Many people buy fresh pineapples, peel off the skin and cut the spiky stem to reach the exotic pineapple meat inside. Little do they realize that they can actually plant the spiky stem to grow a handsome houseplant. The University of Hawaii says pineapples can be grown indoors under controlled conditions to produce a healthy and attractive plant, even though they might not be as large as plantation-grown pineapples. Those conditions are not that hard to achieve.
Prepare the stem or crown of the pineapple. If you haven't already cut it from the top of the fresh pineapple, you can grasp it firmly and twist it off. This will leave less flesh on the crown that might mold later. Remove the bottom couple of leaves to expose more root nodules.
Set the prepared crown in a dry and cool place to dry for about a week. You should keep it upside down so the damp end can dry out.

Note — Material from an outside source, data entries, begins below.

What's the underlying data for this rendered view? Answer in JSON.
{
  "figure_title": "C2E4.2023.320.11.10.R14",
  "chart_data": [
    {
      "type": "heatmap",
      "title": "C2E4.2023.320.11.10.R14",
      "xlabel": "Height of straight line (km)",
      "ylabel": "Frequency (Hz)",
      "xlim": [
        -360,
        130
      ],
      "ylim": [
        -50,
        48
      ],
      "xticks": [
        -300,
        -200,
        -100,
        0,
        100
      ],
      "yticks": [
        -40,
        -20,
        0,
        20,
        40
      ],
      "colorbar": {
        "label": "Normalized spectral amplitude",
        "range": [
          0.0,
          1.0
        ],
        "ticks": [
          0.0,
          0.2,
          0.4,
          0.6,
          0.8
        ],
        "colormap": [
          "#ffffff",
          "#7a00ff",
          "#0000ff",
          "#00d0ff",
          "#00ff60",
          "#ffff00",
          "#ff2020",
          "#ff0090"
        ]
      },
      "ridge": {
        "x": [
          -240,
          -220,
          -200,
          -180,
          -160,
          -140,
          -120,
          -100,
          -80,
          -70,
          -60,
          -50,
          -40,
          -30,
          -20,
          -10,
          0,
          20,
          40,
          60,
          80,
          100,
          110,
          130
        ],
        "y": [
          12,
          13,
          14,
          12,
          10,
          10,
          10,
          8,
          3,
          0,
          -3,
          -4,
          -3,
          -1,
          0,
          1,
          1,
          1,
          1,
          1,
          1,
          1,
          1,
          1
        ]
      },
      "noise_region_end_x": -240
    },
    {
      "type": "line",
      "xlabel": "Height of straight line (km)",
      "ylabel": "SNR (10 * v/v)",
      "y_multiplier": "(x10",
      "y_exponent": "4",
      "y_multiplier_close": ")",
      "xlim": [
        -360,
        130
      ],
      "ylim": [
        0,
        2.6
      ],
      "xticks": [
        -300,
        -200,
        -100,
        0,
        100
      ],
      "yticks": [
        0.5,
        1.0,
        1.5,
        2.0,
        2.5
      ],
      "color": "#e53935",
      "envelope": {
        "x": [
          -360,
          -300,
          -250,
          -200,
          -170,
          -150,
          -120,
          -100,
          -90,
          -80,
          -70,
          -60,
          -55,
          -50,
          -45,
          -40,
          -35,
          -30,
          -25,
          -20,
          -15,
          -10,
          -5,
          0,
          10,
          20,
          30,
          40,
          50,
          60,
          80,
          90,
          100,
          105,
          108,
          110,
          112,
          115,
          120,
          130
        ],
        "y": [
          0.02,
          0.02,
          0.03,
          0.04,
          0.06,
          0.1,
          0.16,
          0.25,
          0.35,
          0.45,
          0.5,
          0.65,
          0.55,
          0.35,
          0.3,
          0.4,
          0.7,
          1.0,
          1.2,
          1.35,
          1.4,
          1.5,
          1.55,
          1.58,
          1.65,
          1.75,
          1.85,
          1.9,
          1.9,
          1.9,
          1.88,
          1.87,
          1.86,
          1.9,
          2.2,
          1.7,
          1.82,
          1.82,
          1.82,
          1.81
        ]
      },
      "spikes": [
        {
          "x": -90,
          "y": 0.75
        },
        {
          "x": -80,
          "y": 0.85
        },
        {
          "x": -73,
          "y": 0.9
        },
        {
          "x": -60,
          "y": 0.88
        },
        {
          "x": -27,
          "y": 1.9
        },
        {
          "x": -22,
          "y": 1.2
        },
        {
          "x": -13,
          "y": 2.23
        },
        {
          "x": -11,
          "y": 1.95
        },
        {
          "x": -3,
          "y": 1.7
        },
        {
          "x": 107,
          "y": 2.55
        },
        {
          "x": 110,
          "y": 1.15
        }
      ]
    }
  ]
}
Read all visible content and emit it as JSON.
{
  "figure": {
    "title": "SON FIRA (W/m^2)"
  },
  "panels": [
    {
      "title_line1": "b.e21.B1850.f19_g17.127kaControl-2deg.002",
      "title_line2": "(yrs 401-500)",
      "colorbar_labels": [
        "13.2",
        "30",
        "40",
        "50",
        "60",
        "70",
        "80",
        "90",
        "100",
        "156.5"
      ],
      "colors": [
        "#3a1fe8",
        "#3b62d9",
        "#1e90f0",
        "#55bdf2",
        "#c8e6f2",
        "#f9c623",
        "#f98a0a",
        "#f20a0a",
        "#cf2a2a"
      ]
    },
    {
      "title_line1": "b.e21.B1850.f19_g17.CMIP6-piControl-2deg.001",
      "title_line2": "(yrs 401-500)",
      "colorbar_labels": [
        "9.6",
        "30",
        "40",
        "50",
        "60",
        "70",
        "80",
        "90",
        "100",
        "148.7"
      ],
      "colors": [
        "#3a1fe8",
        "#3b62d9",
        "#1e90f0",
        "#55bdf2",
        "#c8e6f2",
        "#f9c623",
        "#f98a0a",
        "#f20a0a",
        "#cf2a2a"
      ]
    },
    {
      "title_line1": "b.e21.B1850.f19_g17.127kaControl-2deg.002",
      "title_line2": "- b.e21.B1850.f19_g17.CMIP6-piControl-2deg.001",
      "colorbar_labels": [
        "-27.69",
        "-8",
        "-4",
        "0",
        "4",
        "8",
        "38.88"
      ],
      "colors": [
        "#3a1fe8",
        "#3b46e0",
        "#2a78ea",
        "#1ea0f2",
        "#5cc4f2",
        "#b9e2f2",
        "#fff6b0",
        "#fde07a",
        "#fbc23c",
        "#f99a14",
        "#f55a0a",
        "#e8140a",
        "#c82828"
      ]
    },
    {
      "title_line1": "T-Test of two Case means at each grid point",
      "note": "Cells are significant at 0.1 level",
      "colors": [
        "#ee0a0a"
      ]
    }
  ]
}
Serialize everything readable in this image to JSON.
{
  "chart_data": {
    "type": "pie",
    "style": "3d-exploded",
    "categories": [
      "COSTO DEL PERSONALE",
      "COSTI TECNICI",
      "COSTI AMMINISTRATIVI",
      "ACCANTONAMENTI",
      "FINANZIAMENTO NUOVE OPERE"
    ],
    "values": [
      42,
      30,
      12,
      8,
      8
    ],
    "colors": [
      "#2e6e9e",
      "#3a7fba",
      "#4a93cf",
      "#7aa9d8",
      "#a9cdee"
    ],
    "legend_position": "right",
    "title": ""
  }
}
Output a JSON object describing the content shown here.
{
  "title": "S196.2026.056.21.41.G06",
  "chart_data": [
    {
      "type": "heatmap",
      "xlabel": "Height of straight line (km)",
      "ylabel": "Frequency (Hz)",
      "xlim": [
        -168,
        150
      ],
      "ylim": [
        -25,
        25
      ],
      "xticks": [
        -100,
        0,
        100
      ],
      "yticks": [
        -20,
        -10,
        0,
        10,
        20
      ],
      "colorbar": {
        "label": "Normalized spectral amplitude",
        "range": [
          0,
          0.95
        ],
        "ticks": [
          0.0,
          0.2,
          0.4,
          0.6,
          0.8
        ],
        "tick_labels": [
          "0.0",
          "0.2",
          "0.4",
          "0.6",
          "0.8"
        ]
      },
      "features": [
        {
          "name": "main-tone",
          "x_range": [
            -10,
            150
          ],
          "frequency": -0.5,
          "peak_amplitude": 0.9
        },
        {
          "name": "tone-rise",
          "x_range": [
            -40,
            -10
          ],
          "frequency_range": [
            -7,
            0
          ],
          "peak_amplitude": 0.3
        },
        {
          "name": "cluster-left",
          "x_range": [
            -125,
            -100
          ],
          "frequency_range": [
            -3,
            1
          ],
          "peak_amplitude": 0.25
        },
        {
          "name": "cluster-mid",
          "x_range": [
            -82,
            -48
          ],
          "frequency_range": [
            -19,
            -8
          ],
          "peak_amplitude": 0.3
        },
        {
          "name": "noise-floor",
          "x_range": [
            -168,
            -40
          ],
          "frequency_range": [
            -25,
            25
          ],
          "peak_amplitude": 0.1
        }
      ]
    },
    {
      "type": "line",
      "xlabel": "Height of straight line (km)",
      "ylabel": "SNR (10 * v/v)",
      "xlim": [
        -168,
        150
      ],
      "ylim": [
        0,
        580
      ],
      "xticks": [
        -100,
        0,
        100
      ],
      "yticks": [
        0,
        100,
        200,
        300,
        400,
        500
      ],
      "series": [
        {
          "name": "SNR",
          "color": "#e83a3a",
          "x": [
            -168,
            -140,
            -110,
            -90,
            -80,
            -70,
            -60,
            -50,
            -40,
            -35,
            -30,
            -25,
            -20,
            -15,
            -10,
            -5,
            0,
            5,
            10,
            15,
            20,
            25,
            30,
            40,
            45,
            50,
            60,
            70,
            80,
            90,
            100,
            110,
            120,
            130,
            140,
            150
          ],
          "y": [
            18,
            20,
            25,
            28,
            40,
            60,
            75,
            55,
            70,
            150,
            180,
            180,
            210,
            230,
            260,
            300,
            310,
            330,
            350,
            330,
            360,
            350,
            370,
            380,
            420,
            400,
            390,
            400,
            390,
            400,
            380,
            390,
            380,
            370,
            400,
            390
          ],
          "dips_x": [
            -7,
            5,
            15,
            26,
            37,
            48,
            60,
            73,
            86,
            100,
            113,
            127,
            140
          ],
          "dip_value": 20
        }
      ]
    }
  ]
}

Plant the end of the crown into a 12-inch plant pot filled with potting soil. Press the soil up against it so that it sits solidly in the pot, with the bottom leaves resting on the soil. You can expect the leaves to grow beyond the edges of the pot, but a 12-inch pot will have plenty of room for the roots.
Water your pineapple plant immediately after planting by sprinkling the soil with water. It should only need about 8 oz. of water a week. Never let it sit in a tray of water.
Set the pineapple plant in a sunny spot where it can get at least six hours of sunlight per day. Pineapples will fruit after 18 to 24 months, so you can expect a beautiful blossom during the second year and hopefully a new pineapple. The pineapple does not need much maintenance other than a light dusting of the leaves periodically.